The legend of the Wild West, as celebrated in thousands upon thousands of western stories and movies, radio and television programs, has a firm grip on the imaginations of both young and old, not only in America but in many other lands. But, popular though such versions are, they do not tell how the west was really won. Professor Osgood's account sets the record straight for those who want authentic history rather than melodramatic fiction.
"The range cattleman," Professor Osgood writes, "has more solid achievements to his credit than the creation of a legend. He was the first to utilize the semi-arid plains. Using the most available natural resources, the native grasses, as a basis, he built up a great and lucrative enterprise, attracted eastern and foreign capital to aid him in the development of a new economic area, stimulated railroad building in order that the product of the ranges might get to an eastern market, and laid the economic foundation of more than one western commonwealth."

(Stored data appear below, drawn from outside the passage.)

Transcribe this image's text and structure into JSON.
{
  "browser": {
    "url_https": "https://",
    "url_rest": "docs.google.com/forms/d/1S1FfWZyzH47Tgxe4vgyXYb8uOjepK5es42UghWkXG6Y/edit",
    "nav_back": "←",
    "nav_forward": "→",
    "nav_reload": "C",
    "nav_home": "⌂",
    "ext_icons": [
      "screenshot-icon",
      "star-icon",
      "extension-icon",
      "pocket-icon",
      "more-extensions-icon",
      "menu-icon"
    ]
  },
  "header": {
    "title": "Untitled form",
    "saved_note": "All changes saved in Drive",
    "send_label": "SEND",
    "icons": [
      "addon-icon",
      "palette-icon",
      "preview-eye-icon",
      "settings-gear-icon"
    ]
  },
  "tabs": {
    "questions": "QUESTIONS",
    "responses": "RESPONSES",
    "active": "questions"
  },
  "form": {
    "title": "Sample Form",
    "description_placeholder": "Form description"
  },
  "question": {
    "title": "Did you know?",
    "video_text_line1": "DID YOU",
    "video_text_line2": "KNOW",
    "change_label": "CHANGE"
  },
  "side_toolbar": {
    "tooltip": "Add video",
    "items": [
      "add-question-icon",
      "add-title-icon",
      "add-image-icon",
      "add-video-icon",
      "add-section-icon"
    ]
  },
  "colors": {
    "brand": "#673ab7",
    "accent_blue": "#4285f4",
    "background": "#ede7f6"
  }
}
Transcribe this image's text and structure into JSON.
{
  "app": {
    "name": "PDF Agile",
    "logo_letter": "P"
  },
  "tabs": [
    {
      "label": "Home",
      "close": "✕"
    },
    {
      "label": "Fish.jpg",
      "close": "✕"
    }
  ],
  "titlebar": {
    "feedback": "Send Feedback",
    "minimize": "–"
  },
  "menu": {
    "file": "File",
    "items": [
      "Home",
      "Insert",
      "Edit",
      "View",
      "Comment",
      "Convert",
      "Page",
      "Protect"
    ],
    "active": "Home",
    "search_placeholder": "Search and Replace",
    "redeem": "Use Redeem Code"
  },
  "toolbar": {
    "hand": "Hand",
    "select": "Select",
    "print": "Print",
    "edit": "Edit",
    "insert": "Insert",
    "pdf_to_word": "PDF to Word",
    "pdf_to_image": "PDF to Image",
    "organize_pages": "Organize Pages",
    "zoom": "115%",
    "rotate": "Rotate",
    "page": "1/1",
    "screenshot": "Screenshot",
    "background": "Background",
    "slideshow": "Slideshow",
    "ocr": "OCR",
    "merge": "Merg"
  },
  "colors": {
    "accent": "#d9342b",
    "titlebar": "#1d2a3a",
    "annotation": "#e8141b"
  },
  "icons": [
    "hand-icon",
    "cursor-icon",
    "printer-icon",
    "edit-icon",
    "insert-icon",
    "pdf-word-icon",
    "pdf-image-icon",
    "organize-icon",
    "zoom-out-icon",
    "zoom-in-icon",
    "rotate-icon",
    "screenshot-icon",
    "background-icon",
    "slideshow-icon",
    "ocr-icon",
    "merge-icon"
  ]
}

Professor Osgood traces the rise and fall of the range cattle industry, particularly in Montana and Wyoming, from 1845 to the turn of the century. He gives a detailed account of the activities of the stock growers' associations and of the cattlemen's relations with the railroads and with the Federal government.
The book has won critical acclaim both in this country and abroad. The Saturday Review has described it as an "honest, scientific, and thorough examination" of a "semi-epic phase of Western life, now almost completely dead." In England, the Times Literary Supplement called it "the only substantial record of this particular chapter in the history of the West."